In one recent FBI case, U.S. prosecutors indicted a Haitian-American in Florida for shipping high-caliber rifles and pistols to the 400 Mawozo gang, hiding them in barrels of clothes. The alleged smuggler boasted on WhatsApp that Haiti’s gangs are clever “snakes” who can “slither” to get what they need.

But guns are being trafficked out of Florida and the U.S. not just to Haiti but the rest of the Caribbean — especially Puerto Rico and the U.S. Virgin Islands. It's a key reason the USVI's gun homicide rate is almost nine times higher than that of the 50 U.S. states, and why it has the second-highest rate of guns brought across its borders of any U.S. state or territory.

“The guns are coming in very creative ways from U.S. states like Florida and Texas and Georgia," said Alex Nguyen, research manager at the nonprofit Giffords Law Center to Prevent Gun Violence in San Francisco, who has authored a new report on alarming gun violencein U.S. territories.

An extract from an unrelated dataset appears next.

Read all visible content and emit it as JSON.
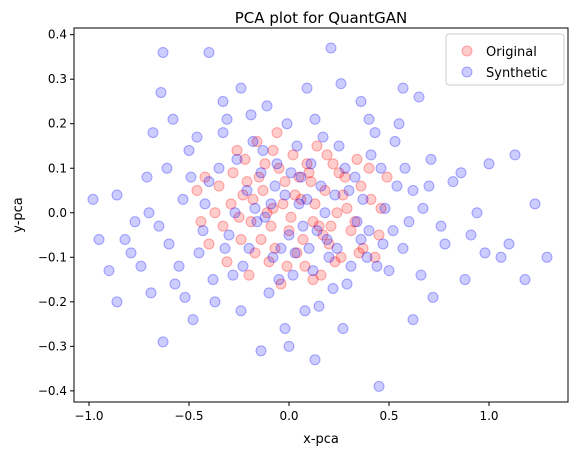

It's legal to own assault weapons in Puerto Rico but not in the U.S. Virgin Islands. Either way, both places are being flooded with guns shipped there illegally — and the Giffords report concludes the biggest driver is gun trafficking from U.S. states like Florida, where gun purchasing laws are relatively lax.

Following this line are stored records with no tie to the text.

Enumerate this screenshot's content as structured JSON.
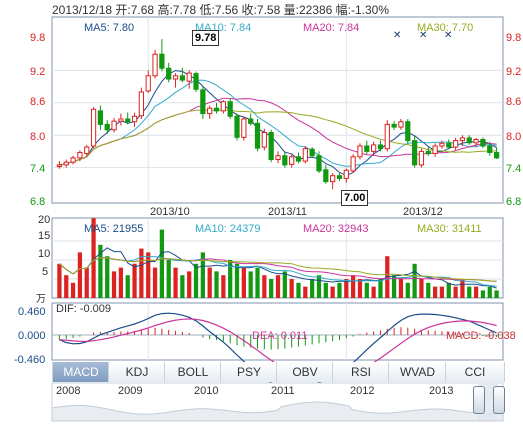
{
  "header": {
    "date": "2013/12/18",
    "open_label": "开:",
    "open": "7.68",
    "high_label": "高:",
    "high": "7.78",
    "low_label": "低:",
    "low": "7.56",
    "close_label": "收:",
    "close": "7.58",
    "volume_label": "量:",
    "volume": "22386",
    "change_label": "幅:",
    "change": "-1.30%"
  },
  "price_panel": {
    "ma_legend": [
      {
        "label": "MA5: 7.80",
        "color": "#1a4c8c"
      },
      {
        "label": "MA10: 7.84",
        "color": "#33aacc"
      },
      {
        "label": "MA20: 7.84",
        "color": "#cc3399"
      },
      {
        "label": "MA30: 7.70",
        "color": "#99aa22"
      }
    ],
    "y_ticks": [
      "9.8",
      "9.2",
      "8.6",
      "8.0",
      "7.4",
      "6.8"
    ],
    "x_ticks": [
      "2013/10",
      "2013/11",
      "2013/12"
    ],
    "max_label": "9.78",
    "min_label": "7.00"
  },
  "volume_panel": {
    "ma_legend": [
      {
        "label": "MA5: 21955",
        "color": "#1a4c8c"
      },
      {
        "label": "MA10: 24379",
        "color": "#33aacc"
      },
      {
        "label": "MA20: 32943",
        "color": "#cc3399"
      },
      {
        "label": "MA30: 31411",
        "color": "#99aa22"
      }
    ],
    "y_ticks": [
      "20",
      "15",
      "10",
      "5"
    ],
    "unit": "万"
  },
  "macd_panel": {
    "dif_label": "DIF: -0.009",
    "dea_label": "DEA: 0.011",
    "macd_label": "MACD: -0.038",
    "y_ticks": [
      "0.460",
      "0.000",
      "-0.460"
    ]
  },
  "tabs": [
    "MACD",
    "KDJ",
    "BOLL",
    "PSY",
    "OBV",
    "RSI",
    "WVAD",
    "CCI"
  ],
  "active_tab": "MACD",
  "timeline": {
    "years": [
      "2008",
      "2009",
      "2010",
      "2011",
      "2012",
      "2013"
    ]
  },
  "colors": {
    "up": "#dd2222",
    "down": "#119911",
    "grid": "#dde3ea",
    "axis": "#7f95ae"
  },
  "chart_data": {
    "type": "candlestick",
    "title": "",
    "y_range": [
      6.8,
      9.8
    ],
    "x_labels": [
      "2013/10",
      "2013/11",
      "2013/12"
    ],
    "x_label_index": [
      13,
      42,
      70
    ],
    "candles": [
      {
        "o": 7.42,
        "h": 7.52,
        "l": 7.38,
        "c": 7.45
      },
      {
        "o": 7.45,
        "h": 7.55,
        "l": 7.4,
        "c": 7.5
      },
      {
        "o": 7.5,
        "h": 7.62,
        "l": 7.46,
        "c": 7.58
      },
      {
        "o": 7.58,
        "h": 7.72,
        "l": 7.52,
        "c": 7.68
      },
      {
        "o": 7.66,
        "h": 7.82,
        "l": 7.6,
        "c": 7.78
      },
      {
        "o": 7.8,
        "h": 8.52,
        "l": 7.76,
        "c": 8.48
      },
      {
        "o": 8.45,
        "h": 8.55,
        "l": 8.1,
        "c": 8.2
      },
      {
        "o": 8.2,
        "h": 8.28,
        "l": 8.02,
        "c": 8.1
      },
      {
        "o": 8.1,
        "h": 8.32,
        "l": 8.05,
        "c": 8.26
      },
      {
        "o": 8.26,
        "h": 8.4,
        "l": 8.18,
        "c": 8.3
      },
      {
        "o": 8.3,
        "h": 8.42,
        "l": 8.2,
        "c": 8.25
      },
      {
        "o": 8.25,
        "h": 8.42,
        "l": 8.15,
        "c": 8.35
      },
      {
        "o": 8.36,
        "h": 8.88,
        "l": 8.3,
        "c": 8.8
      },
      {
        "o": 8.82,
        "h": 9.2,
        "l": 8.78,
        "c": 9.1
      },
      {
        "o": 9.1,
        "h": 9.58,
        "l": 9.05,
        "c": 9.5
      },
      {
        "o": 9.5,
        "h": 9.78,
        "l": 9.18,
        "c": 9.24
      },
      {
        "o": 9.24,
        "h": 9.34,
        "l": 8.98,
        "c": 9.04
      },
      {
        "o": 9.04,
        "h": 9.15,
        "l": 8.88,
        "c": 9.1
      },
      {
        "o": 9.1,
        "h": 9.25,
        "l": 8.98,
        "c": 9.02
      },
      {
        "o": 9.0,
        "h": 9.2,
        "l": 8.86,
        "c": 9.15
      },
      {
        "o": 9.14,
        "h": 9.18,
        "l": 8.8,
        "c": 8.85
      },
      {
        "o": 8.84,
        "h": 8.9,
        "l": 8.3,
        "c": 8.4
      },
      {
        "o": 8.4,
        "h": 8.55,
        "l": 8.3,
        "c": 8.5
      },
      {
        "o": 8.5,
        "h": 8.6,
        "l": 8.4,
        "c": 8.45
      },
      {
        "o": 8.45,
        "h": 8.65,
        "l": 8.4,
        "c": 8.62
      },
      {
        "o": 8.62,
        "h": 8.68,
        "l": 8.3,
        "c": 8.35
      },
      {
        "o": 8.35,
        "h": 8.4,
        "l": 7.9,
        "c": 7.96
      },
      {
        "o": 7.96,
        "h": 8.35,
        "l": 7.9,
        "c": 8.3
      },
      {
        "o": 8.3,
        "h": 8.4,
        "l": 8.18,
        "c": 8.22
      },
      {
        "o": 8.22,
        "h": 8.3,
        "l": 7.7,
        "c": 7.76
      },
      {
        "o": 7.78,
        "h": 8.12,
        "l": 7.72,
        "c": 8.05
      },
      {
        "o": 8.05,
        "h": 8.1,
        "l": 7.5,
        "c": 7.55
      },
      {
        "o": 7.55,
        "h": 7.7,
        "l": 7.48,
        "c": 7.62
      },
      {
        "o": 7.62,
        "h": 7.7,
        "l": 7.4,
        "c": 7.45
      },
      {
        "o": 7.46,
        "h": 7.66,
        "l": 7.4,
        "c": 7.6
      },
      {
        "o": 7.6,
        "h": 7.68,
        "l": 7.48,
        "c": 7.52
      },
      {
        "o": 7.52,
        "h": 7.8,
        "l": 7.48,
        "c": 7.75
      },
      {
        "o": 7.74,
        "h": 7.78,
        "l": 7.58,
        "c": 7.62
      },
      {
        "o": 7.62,
        "h": 7.7,
        "l": 7.3,
        "c": 7.34
      },
      {
        "o": 7.36,
        "h": 7.45,
        "l": 7.1,
        "c": 7.14
      },
      {
        "o": 7.14,
        "h": 7.3,
        "l": 7.0,
        "c": 7.25
      },
      {
        "o": 7.25,
        "h": 7.3,
        "l": 7.15,
        "c": 7.2
      },
      {
        "o": 7.2,
        "h": 7.38,
        "l": 7.12,
        "c": 7.35
      },
      {
        "o": 7.34,
        "h": 7.65,
        "l": 7.3,
        "c": 7.6
      },
      {
        "o": 7.6,
        "h": 7.85,
        "l": 7.55,
        "c": 7.8
      },
      {
        "o": 7.8,
        "h": 7.9,
        "l": 7.65,
        "c": 7.7
      },
      {
        "o": 7.7,
        "h": 7.88,
        "l": 7.62,
        "c": 7.82
      },
      {
        "o": 7.82,
        "h": 7.9,
        "l": 7.7,
        "c": 7.75
      },
      {
        "o": 7.75,
        "h": 8.28,
        "l": 7.7,
        "c": 8.2
      },
      {
        "o": 8.2,
        "h": 8.26,
        "l": 8.1,
        "c": 8.15
      },
      {
        "o": 8.15,
        "h": 8.3,
        "l": 8.1,
        "c": 8.25
      },
      {
        "o": 8.25,
        "h": 8.3,
        "l": 7.85,
        "c": 7.9
      },
      {
        "o": 7.9,
        "h": 8.0,
        "l": 7.4,
        "c": 7.45
      },
      {
        "o": 7.45,
        "h": 7.75,
        "l": 7.4,
        "c": 7.7
      },
      {
        "o": 7.7,
        "h": 7.78,
        "l": 7.62,
        "c": 7.66
      },
      {
        "o": 7.66,
        "h": 7.85,
        "l": 7.6,
        "c": 7.8
      },
      {
        "o": 7.8,
        "h": 7.9,
        "l": 7.75,
        "c": 7.85
      },
      {
        "o": 7.85,
        "h": 7.92,
        "l": 7.74,
        "c": 7.78
      },
      {
        "o": 7.78,
        "h": 7.95,
        "l": 7.72,
        "c": 7.9
      },
      {
        "o": 7.9,
        "h": 8.0,
        "l": 7.8,
        "c": 7.95
      },
      {
        "o": 7.95,
        "h": 8.0,
        "l": 7.82,
        "c": 7.86
      },
      {
        "o": 7.86,
        "h": 7.95,
        "l": 7.78,
        "c": 7.92
      },
      {
        "o": 7.92,
        "h": 7.96,
        "l": 7.76,
        "c": 7.8
      },
      {
        "o": 7.8,
        "h": 7.88,
        "l": 7.62,
        "c": 7.68
      },
      {
        "o": 7.68,
        "h": 7.78,
        "l": 7.56,
        "c": 7.58
      }
    ],
    "volume": [
      9,
      6,
      4,
      12,
      8,
      21,
      14,
      11,
      7,
      8,
      6,
      9,
      13,
      12,
      8,
      18,
      10,
      8,
      6,
      7,
      9,
      12,
      8,
      7,
      6,
      10,
      9,
      8,
      7,
      8,
      6,
      5,
      6,
      7,
      5,
      4,
      3,
      5,
      6,
      4,
      3,
      4,
      5,
      6,
      5,
      4,
      3,
      5,
      11,
      6,
      5,
      4,
      9,
      5,
      4,
      3,
      3,
      4,
      3,
      5,
      3,
      3,
      2,
      3,
      2
    ],
    "macd_hist": [
      -0.1,
      -0.08,
      -0.06,
      -0.03,
      0.0,
      0.05,
      0.06,
      0.05,
      0.06,
      0.07,
      0.07,
      0.08,
      0.1,
      0.12,
      0.14,
      0.12,
      0.1,
      0.08,
      0.06,
      0.04,
      0.0,
      -0.05,
      -0.08,
      -0.1,
      -0.12,
      -0.16,
      -0.2,
      -0.22,
      -0.24,
      -0.26,
      -0.27,
      -0.28,
      -0.27,
      -0.26,
      -0.24,
      -0.22,
      -0.2,
      -0.18,
      -0.16,
      -0.14,
      -0.12,
      -0.1,
      -0.06,
      -0.03,
      0.02,
      0.05,
      0.07,
      0.09,
      0.12,
      0.14,
      0.15,
      0.14,
      0.12,
      0.1,
      0.09,
      0.08,
      0.07,
      0.06,
      0.05,
      0.04,
      0.03,
      0.0,
      -0.02,
      -0.03,
      -0.04
    ],
    "macd_range": [
      -0.46,
      0.46
    ]
  }
}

In one case, Nguyen said, "We talk about a couple who go to Florida and North Carolina, ship themselves these guns to P.O. boxes in the U.S. Virgin Islands, and they start selling them around the islands.

"In Puerto Rico, one person got shipped a gun that was disguised as a baby’s birthday gift.”

Guns seized at the airport in St. Croix, U.S. Virgin Islands, in 2020
U.S. Virgin Islands Police
Guns seized at the airport in St. Croix, U.S. Virgin Islands, in 2020

The Giffords report points out Puerto Rico and the U.S. Virgin Islands don’t have the resources to block all the U.S. firearms being shipped onto their streets — especially one type Nguyen points to: “The rise in ghost guns they can’t trace.”

Ghost guns have had markings like serial numbers removed, making them untraceable. More and more of them are being trafficked from the U.S. to the Caribbean, which is why the Giffords report urges, along with stronger gun violence-prevention programs in U.S. territories, stronger gun registration laws in U.S. states like Florida.

“You need to be able to track these weapons. We can’t even do that," said former Miami Congresswoman Debbie Mucarsel-Powell, a Democrat, who is a Giffords senior adviser.

"I think that in South Florida," Mucarsell-Powell adds, citing the large Caribbean population here, "if people understand what is happening, they are going to demand people in elected office to do something.”

That’s especially important, Mucarsel-Powell says, because the residents of Puerto Rico and the U.S. Virgin Islands are U.S. citizens. But she adds it’s urgent for Haiti and the rest of the Caribbean too — including gun violence-racked nations like Jamaica and Barbados.

Experts say it's no coincidence to see a spike in gun-related deaths in Barbados as more arrests are made in the U.S. for smuggling guns to the island. Last September three men pleaded guilty in Georgia to shipping ghost guns to Barbados.

In August, Mexico's government sued U.S. gun manufacturers, including Smith & Wesson, for contributing to the trafficking of firearms to ultra-violent Mexican drug cartels. Last month attorneys general in 13 U.S. states and Washington D.C. sided with Mexico.

Mucarsel-Powell said the suit is a reminder that "we need to be serious about making sure that we protect the hemisphere.”

If not, the U.S. can expect many more migrants coming here to flee gun violence in the hemisphere.